Dilip Gaonkar on Majoritarianism and Democracy

  • Summary

  • Dilip Gaonkar⁠ is Professor of Rhetoric and Public Culture and the Director of Center for Global Culture and Communication at Northwestern University. This conversation takes cue from the book, Degenerations of Democracy (2022), that he co-authored with Charles Taylor and Craig Calhoun.


    Sound Production: Khalid Siraj

    Image Credit: Institute for Human Sciences (IWM)


    Highlights:

    All national formations have, inherent in them, some form of cultural majoritarianism or hegemony. Our present condition is marked by the transformation of such cultural majoritarianisms into political majoritarianisms, making use of democratic systems like elections and universal adult franchise. In other words, this has led to majority rule becoming majoritarian rule degenerating democracy from within.

    Political communities oscillate between phases of cosmopolitan and ethno-religious conceptions of nationhood. However, a lot of factors need to fall in place for this particular political conjuncture to emerge. There is immense ideological labor that goes into the construction of an ethno-religious unity like this that overrides many other forms of economic and cultural differences. New fictional identities that enable majoritarian mobilization need to be created. It is not very clear as to whether majoritarian cultural politics comes from the top layer of society (as many tend to believe) or from the common people at the bottom. Further, politics is conjunctural and contingent enabling numerous possibilities. The question we need to ask is how this has come about in the present?

    Those who devised the representative system as a means to operationalize democracy and popular sovereignty saw it also as a means to filter out the many (the poor demos) from wielding state power directly. However, they never foresaw that the system would also eventually facilitate and sustain ethno-religious majoritarian rule.

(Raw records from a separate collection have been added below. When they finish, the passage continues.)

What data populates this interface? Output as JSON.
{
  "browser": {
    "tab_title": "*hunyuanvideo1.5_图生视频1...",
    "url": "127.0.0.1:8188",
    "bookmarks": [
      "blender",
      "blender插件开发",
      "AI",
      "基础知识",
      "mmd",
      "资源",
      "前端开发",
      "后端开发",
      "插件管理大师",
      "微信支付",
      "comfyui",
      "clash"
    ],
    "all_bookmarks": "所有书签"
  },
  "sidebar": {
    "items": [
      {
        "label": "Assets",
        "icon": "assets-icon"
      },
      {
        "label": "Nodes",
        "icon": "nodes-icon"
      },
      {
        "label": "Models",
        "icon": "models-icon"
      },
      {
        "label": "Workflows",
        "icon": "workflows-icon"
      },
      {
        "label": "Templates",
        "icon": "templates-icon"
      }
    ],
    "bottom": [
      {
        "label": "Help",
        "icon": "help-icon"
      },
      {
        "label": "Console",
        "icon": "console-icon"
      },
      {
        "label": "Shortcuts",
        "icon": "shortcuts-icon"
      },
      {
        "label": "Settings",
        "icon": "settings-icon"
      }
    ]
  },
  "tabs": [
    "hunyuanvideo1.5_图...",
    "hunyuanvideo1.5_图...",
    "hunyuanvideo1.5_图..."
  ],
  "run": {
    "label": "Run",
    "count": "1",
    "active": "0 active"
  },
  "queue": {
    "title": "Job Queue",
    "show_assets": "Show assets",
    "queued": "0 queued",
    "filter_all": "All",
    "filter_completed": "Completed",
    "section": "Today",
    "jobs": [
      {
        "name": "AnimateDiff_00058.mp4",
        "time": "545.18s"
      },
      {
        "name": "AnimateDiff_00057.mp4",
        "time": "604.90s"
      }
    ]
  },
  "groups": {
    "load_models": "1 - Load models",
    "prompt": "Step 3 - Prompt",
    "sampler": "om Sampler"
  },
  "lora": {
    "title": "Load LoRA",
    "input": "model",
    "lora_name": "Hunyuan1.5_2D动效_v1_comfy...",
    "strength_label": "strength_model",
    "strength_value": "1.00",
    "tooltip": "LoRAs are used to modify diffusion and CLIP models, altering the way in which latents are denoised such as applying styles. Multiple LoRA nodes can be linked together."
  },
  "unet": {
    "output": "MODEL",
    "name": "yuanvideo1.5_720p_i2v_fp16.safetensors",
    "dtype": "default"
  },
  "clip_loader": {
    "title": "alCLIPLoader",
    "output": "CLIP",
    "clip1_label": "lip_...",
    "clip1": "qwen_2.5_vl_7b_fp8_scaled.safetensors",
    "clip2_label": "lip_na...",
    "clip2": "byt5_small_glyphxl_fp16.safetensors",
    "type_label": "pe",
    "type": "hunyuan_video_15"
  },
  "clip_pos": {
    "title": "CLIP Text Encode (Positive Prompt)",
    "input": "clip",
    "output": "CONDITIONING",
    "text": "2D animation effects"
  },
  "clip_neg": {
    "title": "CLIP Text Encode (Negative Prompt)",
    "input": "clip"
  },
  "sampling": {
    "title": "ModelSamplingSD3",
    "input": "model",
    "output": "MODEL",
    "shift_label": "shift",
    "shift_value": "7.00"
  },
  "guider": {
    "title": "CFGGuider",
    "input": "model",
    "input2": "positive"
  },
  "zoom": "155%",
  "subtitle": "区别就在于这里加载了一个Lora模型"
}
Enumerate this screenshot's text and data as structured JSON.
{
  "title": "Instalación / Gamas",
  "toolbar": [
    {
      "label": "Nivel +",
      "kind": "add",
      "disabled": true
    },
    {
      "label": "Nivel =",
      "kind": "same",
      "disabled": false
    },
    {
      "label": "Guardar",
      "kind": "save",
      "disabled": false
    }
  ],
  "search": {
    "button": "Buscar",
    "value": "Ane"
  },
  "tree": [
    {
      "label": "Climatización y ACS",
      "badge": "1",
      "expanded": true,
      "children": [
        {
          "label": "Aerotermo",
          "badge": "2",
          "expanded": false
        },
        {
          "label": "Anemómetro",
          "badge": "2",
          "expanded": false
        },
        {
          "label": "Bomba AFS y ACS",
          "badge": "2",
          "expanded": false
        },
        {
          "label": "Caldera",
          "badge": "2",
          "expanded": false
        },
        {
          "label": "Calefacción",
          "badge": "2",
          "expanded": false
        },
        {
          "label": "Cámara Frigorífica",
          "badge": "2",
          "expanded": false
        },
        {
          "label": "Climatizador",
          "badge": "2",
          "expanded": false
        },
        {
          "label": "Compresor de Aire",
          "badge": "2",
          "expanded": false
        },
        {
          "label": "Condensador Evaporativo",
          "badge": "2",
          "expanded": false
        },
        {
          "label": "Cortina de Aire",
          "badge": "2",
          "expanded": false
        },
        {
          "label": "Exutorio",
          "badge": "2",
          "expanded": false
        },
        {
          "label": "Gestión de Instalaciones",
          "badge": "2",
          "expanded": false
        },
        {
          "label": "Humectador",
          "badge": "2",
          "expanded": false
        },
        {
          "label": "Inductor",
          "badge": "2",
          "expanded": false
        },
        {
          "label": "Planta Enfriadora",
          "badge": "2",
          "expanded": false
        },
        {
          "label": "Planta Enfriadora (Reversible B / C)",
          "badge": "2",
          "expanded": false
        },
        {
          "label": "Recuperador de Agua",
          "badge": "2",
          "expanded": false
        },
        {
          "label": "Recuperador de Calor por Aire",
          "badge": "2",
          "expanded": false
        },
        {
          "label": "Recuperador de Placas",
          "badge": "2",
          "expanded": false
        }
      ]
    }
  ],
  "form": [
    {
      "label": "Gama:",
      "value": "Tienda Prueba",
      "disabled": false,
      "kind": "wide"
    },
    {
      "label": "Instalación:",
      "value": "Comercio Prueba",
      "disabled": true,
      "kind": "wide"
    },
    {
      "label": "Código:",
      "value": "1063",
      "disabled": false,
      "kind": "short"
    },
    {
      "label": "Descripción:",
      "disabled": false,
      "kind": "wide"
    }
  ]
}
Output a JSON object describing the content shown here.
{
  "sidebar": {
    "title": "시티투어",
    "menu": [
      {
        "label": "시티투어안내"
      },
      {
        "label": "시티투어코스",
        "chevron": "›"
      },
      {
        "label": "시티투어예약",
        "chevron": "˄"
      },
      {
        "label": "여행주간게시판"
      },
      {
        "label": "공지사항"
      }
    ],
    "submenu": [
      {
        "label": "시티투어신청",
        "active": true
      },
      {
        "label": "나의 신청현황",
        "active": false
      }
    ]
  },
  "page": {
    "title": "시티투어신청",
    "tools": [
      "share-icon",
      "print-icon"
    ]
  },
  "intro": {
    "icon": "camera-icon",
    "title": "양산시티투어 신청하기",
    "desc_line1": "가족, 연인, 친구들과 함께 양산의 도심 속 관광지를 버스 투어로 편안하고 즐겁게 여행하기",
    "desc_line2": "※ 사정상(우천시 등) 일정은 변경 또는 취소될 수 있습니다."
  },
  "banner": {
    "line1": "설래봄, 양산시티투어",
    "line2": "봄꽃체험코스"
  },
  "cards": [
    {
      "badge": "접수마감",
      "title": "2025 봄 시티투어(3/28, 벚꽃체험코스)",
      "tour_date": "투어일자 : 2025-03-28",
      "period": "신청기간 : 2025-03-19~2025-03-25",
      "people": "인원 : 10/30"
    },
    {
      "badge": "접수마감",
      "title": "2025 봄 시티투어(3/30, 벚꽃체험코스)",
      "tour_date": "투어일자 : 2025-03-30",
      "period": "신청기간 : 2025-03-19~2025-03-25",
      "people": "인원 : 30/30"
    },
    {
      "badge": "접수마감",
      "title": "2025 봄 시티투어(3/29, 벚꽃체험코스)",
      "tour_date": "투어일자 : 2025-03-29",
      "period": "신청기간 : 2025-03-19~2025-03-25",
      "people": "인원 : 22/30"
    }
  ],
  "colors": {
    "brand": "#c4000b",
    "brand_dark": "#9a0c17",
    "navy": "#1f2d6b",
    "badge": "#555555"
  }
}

    Majoritarianism is fueled by different kinds of desires and temporalities. Unlike the West, the postcolonial states of the Global South did not have a slow and staggered evolution over decades and centuries into a democratic system. They started off as mass democracies where all adults received franchise and political equality at one go, facilitated through well-crafted constitutions like in India. As a result, the two have broadly different democratic temporalities. This also means that the nature of the democratic institutions was also different. Moreover, the postcolonies had much more of a raw diversity in their populations, compared to Europe. The second temporal difference is that of a particular form of capitalist transformation that the West went through. More than cultural differences, countries like India had to address the more pressing question of poverty. As a result, such states became massive. Whereas in America, for instance, the primary concern was with limiting state power.